CTBS Inhibitors

CTBS inhibitors, classified by their influence on related cellular pathways, primarily target the processes of RNA synthesis, RNA modification, and protein translation. Agents like Actinomycin D, α-Amanitin, DRB, and Ribavirin hinder RNA synthesis by distinct mechanisms. For instance, Actinomycin D binds specifically to guanosine-cytosine rich DNA sequences, inhibiting RNA synthesis, while α-Amanitin selectively obstructs RNA polymerase II. The reduced synthesis of RNA can indirectly impede CTBS's RNA modification activity, given that it operates within this cellular context.
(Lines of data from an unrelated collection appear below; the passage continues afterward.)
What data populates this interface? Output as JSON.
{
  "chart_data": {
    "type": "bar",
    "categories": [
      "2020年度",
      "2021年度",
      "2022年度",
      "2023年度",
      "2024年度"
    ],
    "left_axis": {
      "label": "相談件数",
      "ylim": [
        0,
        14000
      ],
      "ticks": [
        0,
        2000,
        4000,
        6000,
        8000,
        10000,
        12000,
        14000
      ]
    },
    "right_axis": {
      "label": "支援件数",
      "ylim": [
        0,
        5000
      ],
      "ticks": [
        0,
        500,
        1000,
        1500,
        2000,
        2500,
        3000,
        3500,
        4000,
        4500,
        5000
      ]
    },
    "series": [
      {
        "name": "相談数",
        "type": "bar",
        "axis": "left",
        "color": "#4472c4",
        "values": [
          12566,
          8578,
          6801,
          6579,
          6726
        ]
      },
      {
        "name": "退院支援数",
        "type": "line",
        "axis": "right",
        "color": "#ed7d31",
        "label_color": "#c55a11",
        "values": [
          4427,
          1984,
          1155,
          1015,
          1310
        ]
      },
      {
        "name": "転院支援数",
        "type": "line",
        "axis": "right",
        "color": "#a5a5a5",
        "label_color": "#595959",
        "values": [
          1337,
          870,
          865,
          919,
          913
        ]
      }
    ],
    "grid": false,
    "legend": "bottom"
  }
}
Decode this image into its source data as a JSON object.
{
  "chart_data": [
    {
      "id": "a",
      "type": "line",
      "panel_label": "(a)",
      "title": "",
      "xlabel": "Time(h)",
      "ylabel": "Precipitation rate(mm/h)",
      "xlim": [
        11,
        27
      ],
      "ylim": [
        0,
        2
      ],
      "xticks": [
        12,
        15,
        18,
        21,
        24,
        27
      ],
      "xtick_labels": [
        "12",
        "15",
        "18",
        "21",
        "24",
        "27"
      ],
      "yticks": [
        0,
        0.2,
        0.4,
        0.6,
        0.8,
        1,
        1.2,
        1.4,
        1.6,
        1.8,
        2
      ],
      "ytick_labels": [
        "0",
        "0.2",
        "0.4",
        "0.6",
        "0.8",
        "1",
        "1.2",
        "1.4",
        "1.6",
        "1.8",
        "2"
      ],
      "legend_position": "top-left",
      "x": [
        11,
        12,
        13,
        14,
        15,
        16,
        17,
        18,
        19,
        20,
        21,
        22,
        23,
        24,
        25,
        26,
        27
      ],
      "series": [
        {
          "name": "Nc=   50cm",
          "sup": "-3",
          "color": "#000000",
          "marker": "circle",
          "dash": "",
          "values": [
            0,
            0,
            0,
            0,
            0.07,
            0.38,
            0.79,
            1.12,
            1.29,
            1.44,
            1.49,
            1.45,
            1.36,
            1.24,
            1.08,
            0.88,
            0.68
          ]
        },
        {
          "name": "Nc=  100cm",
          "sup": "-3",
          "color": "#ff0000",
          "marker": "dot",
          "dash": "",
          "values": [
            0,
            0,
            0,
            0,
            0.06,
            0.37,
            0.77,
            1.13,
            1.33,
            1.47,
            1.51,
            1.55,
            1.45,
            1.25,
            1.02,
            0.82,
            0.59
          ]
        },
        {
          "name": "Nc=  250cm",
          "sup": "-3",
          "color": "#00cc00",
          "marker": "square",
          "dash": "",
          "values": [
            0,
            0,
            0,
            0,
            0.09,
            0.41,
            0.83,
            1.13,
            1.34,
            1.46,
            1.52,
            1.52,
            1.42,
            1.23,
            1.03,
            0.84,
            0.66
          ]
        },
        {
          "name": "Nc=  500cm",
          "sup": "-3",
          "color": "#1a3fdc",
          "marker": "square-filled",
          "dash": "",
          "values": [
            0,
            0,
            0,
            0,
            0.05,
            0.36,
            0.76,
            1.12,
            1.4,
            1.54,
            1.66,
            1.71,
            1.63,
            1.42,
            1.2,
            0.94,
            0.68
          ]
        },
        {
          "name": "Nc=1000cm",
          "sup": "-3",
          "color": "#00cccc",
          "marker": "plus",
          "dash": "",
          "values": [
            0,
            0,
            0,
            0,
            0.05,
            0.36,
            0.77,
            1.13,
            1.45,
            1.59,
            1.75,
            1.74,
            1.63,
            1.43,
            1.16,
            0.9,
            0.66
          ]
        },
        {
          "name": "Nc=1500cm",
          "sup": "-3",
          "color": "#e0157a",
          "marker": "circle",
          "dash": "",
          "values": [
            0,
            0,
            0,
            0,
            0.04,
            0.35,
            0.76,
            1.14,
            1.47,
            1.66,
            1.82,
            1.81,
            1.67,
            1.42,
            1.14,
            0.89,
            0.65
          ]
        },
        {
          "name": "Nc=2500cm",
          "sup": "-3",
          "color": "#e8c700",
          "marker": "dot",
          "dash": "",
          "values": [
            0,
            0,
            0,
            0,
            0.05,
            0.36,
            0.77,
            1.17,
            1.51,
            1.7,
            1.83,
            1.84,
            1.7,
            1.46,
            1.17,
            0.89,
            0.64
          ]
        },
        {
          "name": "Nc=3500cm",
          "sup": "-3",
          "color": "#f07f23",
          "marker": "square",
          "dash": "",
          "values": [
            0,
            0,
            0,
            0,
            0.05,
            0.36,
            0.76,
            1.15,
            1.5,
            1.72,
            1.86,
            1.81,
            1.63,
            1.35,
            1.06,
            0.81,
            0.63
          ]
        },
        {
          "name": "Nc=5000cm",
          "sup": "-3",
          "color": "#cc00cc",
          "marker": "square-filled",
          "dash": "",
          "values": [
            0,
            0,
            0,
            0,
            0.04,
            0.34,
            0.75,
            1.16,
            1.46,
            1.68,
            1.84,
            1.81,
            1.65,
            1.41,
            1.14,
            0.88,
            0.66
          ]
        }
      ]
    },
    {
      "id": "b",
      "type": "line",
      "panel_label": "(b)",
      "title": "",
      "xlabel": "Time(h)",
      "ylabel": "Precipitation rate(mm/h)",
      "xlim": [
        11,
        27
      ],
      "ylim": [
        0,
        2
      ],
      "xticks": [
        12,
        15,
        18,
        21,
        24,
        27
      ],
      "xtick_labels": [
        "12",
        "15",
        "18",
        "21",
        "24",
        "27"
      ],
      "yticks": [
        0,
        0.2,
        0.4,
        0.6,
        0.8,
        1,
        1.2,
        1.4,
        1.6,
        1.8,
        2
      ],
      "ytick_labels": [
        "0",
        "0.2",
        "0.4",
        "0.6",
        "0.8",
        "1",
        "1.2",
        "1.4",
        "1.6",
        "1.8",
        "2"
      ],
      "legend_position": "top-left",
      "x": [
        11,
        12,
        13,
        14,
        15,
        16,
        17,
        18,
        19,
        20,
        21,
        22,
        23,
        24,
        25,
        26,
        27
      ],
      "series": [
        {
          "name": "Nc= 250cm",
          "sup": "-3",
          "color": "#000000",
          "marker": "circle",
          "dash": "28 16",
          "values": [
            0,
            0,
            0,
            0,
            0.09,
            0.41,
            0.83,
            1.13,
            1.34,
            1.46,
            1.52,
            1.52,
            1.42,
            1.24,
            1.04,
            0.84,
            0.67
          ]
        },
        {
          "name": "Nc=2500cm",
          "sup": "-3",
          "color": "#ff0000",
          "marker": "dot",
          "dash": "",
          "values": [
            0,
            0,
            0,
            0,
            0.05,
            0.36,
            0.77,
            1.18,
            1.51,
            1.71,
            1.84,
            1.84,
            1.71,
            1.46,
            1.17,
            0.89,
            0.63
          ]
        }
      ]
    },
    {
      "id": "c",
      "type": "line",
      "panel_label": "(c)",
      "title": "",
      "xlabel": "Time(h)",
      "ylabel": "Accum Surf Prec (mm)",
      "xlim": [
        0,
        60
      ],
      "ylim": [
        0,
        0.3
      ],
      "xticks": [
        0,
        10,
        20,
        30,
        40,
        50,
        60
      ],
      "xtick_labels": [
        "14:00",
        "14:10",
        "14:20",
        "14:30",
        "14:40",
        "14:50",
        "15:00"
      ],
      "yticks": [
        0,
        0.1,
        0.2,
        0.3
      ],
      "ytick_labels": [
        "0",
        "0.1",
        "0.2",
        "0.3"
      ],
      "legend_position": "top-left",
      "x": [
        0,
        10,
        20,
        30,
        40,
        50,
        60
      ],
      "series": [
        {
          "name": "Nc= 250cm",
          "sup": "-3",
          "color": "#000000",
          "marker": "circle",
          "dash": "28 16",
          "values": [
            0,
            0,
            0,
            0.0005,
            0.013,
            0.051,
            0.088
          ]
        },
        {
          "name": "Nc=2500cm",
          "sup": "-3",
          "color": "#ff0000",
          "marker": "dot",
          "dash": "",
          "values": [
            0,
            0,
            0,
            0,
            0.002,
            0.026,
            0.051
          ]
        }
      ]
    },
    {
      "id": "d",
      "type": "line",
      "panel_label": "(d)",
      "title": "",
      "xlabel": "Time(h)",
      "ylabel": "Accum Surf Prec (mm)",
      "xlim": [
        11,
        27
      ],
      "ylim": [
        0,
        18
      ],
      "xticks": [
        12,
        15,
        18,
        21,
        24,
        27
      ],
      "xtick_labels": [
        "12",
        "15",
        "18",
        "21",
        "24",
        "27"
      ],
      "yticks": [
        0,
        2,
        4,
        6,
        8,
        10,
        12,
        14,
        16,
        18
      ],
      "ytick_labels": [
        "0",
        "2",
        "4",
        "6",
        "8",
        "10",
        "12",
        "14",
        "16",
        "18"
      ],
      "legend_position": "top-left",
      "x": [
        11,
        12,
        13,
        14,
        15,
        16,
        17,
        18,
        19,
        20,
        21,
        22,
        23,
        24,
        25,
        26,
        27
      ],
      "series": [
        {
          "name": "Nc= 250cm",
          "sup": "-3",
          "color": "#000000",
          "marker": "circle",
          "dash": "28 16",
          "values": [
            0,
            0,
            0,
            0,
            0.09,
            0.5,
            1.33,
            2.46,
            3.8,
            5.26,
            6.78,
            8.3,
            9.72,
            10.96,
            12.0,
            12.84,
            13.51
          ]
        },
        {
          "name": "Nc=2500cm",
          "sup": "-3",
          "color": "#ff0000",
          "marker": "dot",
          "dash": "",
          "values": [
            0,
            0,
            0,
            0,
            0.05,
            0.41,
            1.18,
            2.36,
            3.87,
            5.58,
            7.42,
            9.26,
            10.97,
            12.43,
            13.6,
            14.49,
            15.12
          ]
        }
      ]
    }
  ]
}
Additionally, compounds such as 5-Azacytidine and Mycophenolic acid can influence gene expression and RNA synthesis, respectively. By doing so, they have potential implications for CTBS's functional role in RNA modification. Compounds affecting protein translation, including Puromycin, Cycloheximide, and Rapamycin, exert their effects on ribosomal function or broader translation regulatory pathways. Given that CTBS's role intertwines with RNA processes that are precursors to protein translation, altering translation dynamics can indirectly influence CTBS. Lastly, inhibitors of glycolysis and cellular energy pathways, such as 2-Deoxyglucose and Oxamate, provide an indirect avenue to modulate CTBS. Disturbances in cellular energetics can have cascading effects on enzymatic functions, including those related to RNA, where CTBS operates.